Parce que le mythe de Judas participe de « l’enseignement de la haine » (Jules ISAAC) nous conclurons notre analyse de la littérature moderne par la liste de quelques œuvres réfutant la responsabilité du peuple juif dans le déicide. Le sujet n’est pas tant Judas en tant que tel, ni même Caïphe et le Sanhédrin, mais le peuple juif dans sa participation à la Passion du Christ.
Cet ouvrage est le 5e tome de notre étude sur l’Iconographie antisémite de la vie de Judas Iscariot. Nous faisons des renvois aux tomes précédents de notre étude : T I – Sources religieuses, T II – Art chrétien, T III – Légende noire, Théâtre, Folklore, Caricature, T IV – Cinéma, mais cet ouvrage peut se lire sans le secours de ces développements cités. Le tome VI Judas en musique et le tome VII Dictionnaire de Judas sont à paraître. Un roman policier historique Qui a tué Judas ? permet une approche du mystère Judas sous une forme moins académique.
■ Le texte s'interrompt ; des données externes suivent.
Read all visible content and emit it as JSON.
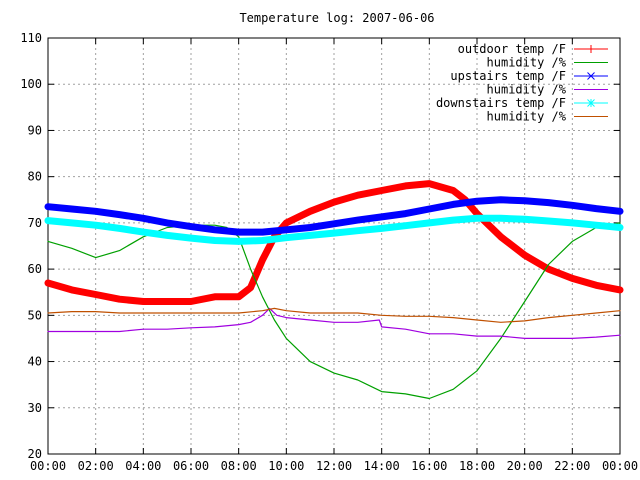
{
  "chart_data": {
    "type": "line",
    "title": "Temperature log: 2007-06-06",
    "xlabel": "",
    "ylabel": "",
    "xlim": [
      0,
      24
    ],
    "ylim": [
      20,
      110
    ],
    "grid": true,
    "legend_position": "top-right",
    "x_tick_labels": [
      "00:00",
      "02:00",
      "04:00",
      "06:00",
      "08:00",
      "10:00",
      "12:00",
      "14:00",
      "16:00",
      "18:00",
      "20:00",
      "22:00",
      "00:00"
    ],
    "y_tick_labels": [
      "20",
      "30",
      "40",
      "50",
      "60",
      "70",
      "80",
      "90",
      "100",
      "110"
    ],
    "series": [
      {
        "name": "outdoor temp /F",
        "color": "#ff0000",
        "marker": "plus",
        "x": [
          0,
          1,
          2,
          3,
          4,
          5,
          6,
          7,
          8,
          8.5,
          9,
          9.5,
          10,
          11,
          12,
          13,
          14,
          15,
          16,
          17,
          17.5,
          18,
          18.5,
          19,
          20,
          21,
          22,
          23,
          24
        ],
        "y": [
          57,
          55.5,
          54.5,
          53.5,
          53,
          53,
          53,
          54,
          54,
          56,
          62,
          67,
          70,
          72.5,
          74.5,
          76,
          77,
          78,
          78.5,
          77,
          75,
          72,
          69.5,
          67,
          63,
          60,
          58,
          56.5,
          55.5
        ]
      },
      {
        "name": "humidity /%",
        "color": "#00a000",
        "marker": "none",
        "x": [
          0,
          1,
          2,
          3,
          4,
          5,
          6,
          7,
          7.5,
          8,
          8.5,
          9,
          9.5,
          10,
          11,
          12,
          13,
          14,
          15,
          16,
          17,
          18,
          19,
          20,
          21,
          22,
          23,
          24
        ],
        "y": [
          66,
          64.5,
          62.5,
          64,
          67,
          69,
          69.5,
          69.5,
          69,
          67,
          60,
          54,
          49,
          45,
          40,
          37.5,
          36,
          33.5,
          33,
          32,
          34,
          38,
          45,
          53,
          61,
          66,
          69,
          70
        ]
      },
      {
        "name": "upstairs temp /F",
        "color": "#0000ff",
        "marker": "cross",
        "x": [
          0,
          1,
          2,
          3,
          4,
          5,
          6,
          7,
          8,
          9,
          10,
          11,
          12,
          13,
          14,
          15,
          16,
          17,
          18,
          19,
          20,
          21,
          22,
          23,
          24
        ],
        "y": [
          73.5,
          73,
          72.5,
          71.8,
          71,
          70,
          69.2,
          68.5,
          68,
          68,
          68.5,
          69,
          69.8,
          70.6,
          71.3,
          72,
          73,
          74,
          74.7,
          75,
          74.8,
          74.4,
          73.8,
          73.1,
          72.5
        ]
      },
      {
        "name": "humidity /%",
        "color": "#a000e0",
        "marker": "none",
        "x": [
          0,
          1,
          2,
          3,
          4,
          5,
          6,
          7,
          8,
          8.5,
          9,
          9.3,
          9.6,
          10,
          11,
          12,
          13,
          13.9,
          14,
          15,
          16,
          17,
          18,
          19,
          20,
          21,
          22,
          23,
          24
        ],
        "y": [
          46.5,
          46.5,
          46.5,
          46.5,
          47,
          47,
          47.3,
          47.5,
          48,
          48.5,
          50,
          51.5,
          50,
          49.5,
          49,
          48.5,
          48.5,
          49,
          47.5,
          47,
          46,
          46,
          45.5,
          45.5,
          45,
          45,
          45,
          45.3,
          45.7
        ]
      },
      {
        "name": "downstairs temp /F",
        "color": "#00ffff",
        "marker": "star",
        "x": [
          0,
          1,
          2,
          3,
          4,
          5,
          6,
          7,
          8,
          9,
          10,
          11,
          12,
          13,
          14,
          15,
          16,
          17,
          18,
          19,
          20,
          21,
          22,
          23,
          24
        ],
        "y": [
          70.5,
          70,
          69.5,
          68.8,
          68,
          67.3,
          66.7,
          66.2,
          66,
          66.2,
          66.8,
          67.3,
          67.8,
          68.3,
          68.8,
          69.4,
          70,
          70.6,
          71,
          71,
          70.8,
          70.4,
          70,
          69.5,
          69
        ]
      },
      {
        "name": "humidity /%",
        "color": "#c05000",
        "marker": "none",
        "x": [
          0,
          1,
          2,
          3,
          4,
          5,
          6,
          7,
          8,
          9,
          9.5,
          10,
          11,
          12,
          13,
          14,
          15,
          16,
          17,
          18,
          19,
          20,
          21,
          22,
          23,
          24
        ],
        "y": [
          50.5,
          50.8,
          50.8,
          50.5,
          50.5,
          50.5,
          50.5,
          50.5,
          50.5,
          51,
          51.5,
          51,
          50.5,
          50.5,
          50.5,
          50,
          49.8,
          49.8,
          49.5,
          49,
          48.5,
          48.8,
          49.5,
          50,
          50.5,
          51
        ]
      }
    ]
  }
}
« Ivre d’insomnie et de dialectique vertigineuse, Nils Runeberg erra dans les rues de Malmö en suppliant à grands cris que lui soit accordé la grâce de partager l’Enfer avec le Rédempteur. » Luis BORGES 27
« Il disait par plaisanterie, mais il était facile de deviner qu’il ne plaisantait pas tout à fait, qu’il ne connaissait que deux sciences exactes : les mathématiques et la théologie. » Roger CAILLOIS, Ponce Pilate 28
« Dieu a agi comme Judas. » : Karl BARTH K. KD II/2 p.543 : Dogmatique II/2*,p.484)]. KLAUCK p.29 29
Que Judas soit coupable et doive être damné pour cela, telle est la position doctrinale irrécusable de la Chrétienté jusqu’au XVIIIe siècle. Avec les Lumières, les Églises perdent le soutien de divers Princes qui, s’enorgueillissant d’un certain libertinage, laissent publier à la fin du XVIIIème siècle des esprits forts, avec une courtisane hypocrisie VOLTAIRE et, sans détours, REIMARUS engager la sape de l’édifice doxique ; « nous voyons apparaître, au XVIIe siècle, la période aiguë de l'affaire Judas Iscariote, avec des compilations sans doute indigestes, et des discussions parfois peu courtoises, mais aussi avec un désir d'arriver au vrai par la logique, de discerner avant de dire, de comprendre avant d'affirmer 30 » ; la mise à l’index, l’interdiction n’est plus de mise, reste la controverse pour garder fermées les portes de l’Enfer sur Judas mais le combat devient inégal devant la qualité des théologiens, des Albert SCHWEITZER, Karl BARTH, Urs van BALTHAZAR, Sergueï BOULGAKOV pour ne citer que les plus illustres, qui contestent pied à pied la doxa bimillénaire ; l’exégèse se libère de l’enfermement du dogme et interroge rationnellement les Écritures ; elle interpelle un Jésus historique ; elle brise le tabou, osant contester le simplisme axiome johannique du lucre comme clé du mystère de la trahison. Nous montrerons ici une exégèse en mouvement en présentant tout simplement de manière chronologique les écrits théologiques présentés dans cet ouvrage.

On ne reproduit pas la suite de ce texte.